堀元はこの構造を、東海オンエアの虫眼鏡が「表層だけ真似して企画力という本質を置き去りにしたYouTuberが増えた」と批判した話になぞらえ、「本質は利他なのに、それを理解しないで利己的な部分だけ真似しちゃう」と総括する。

25:41言語の正確さより「ノリ」が大事

エピソードの後半では、この「利他的ツッコミ」の考え方が、外国語習得や異文化コミュニケーションにも応用できるという示唆が語られる。水野は千原兄弟の千原せいじが「外国語が全く喋れないのに外国で困ったことがない」というエピソードを紹介する。せいじは日本語だけで外国人と会話を成立させており、「言いたいことが相手にあって自分にもあるから、それを言えばいい。

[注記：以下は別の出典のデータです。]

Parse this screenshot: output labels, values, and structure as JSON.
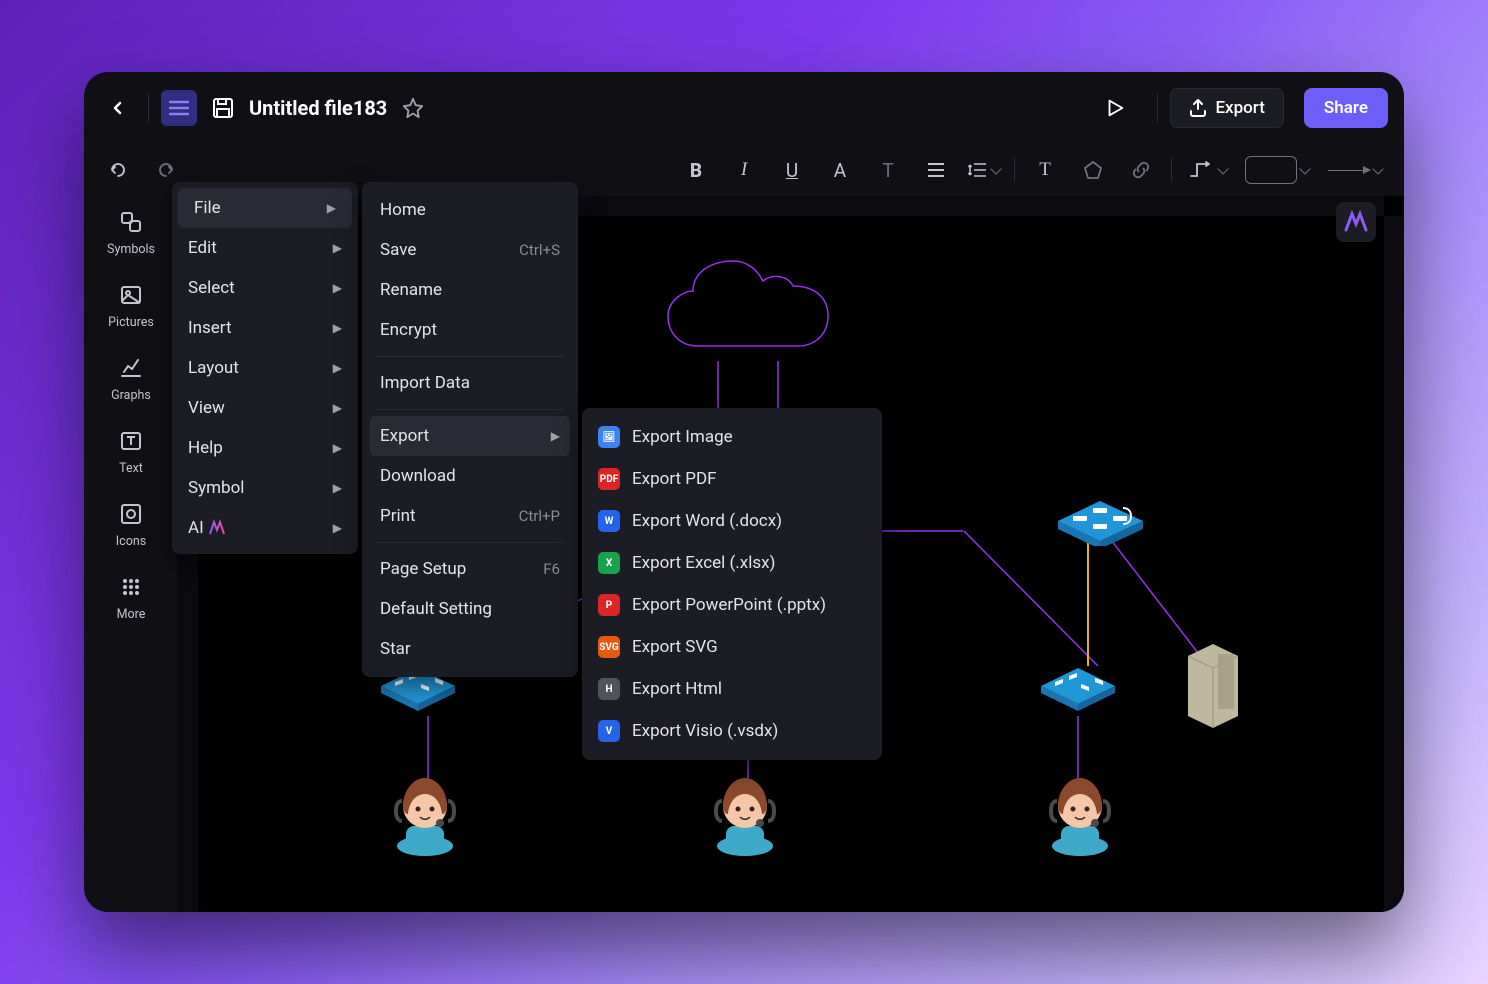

別に同じ言葉を使う必要はない」と語ったという。

水野は「形式だけマスターしても、文化までインストールしないとそのコミュニティの中に入ったと見なされるのは難しい」と指摘する。ノンフィクション作家の高野秀行が『語学の天才まで1億光年』で「まずモノマネから入る」と書いていたことにも触れ、タイに行った時はまず「くねくねする」という身体的な振る舞いから入るのが重要だと説明する。

ただし水野は「エセ関西弁が悪くて関西方言という正解に強制しようとは思っていない」と断る。万博でエセ関西弁かどうかを判定する催しに批判があったことに触れ、「ネイティブスピーカーは正しくて非ネイティブはダメだという序列関係になってはいけない」と釘を刺す。第二言語習得論で学んだ「日本人が学んだ英語も同等に価値がある」という考え方を、関西方言にも適用すべきだと主張する。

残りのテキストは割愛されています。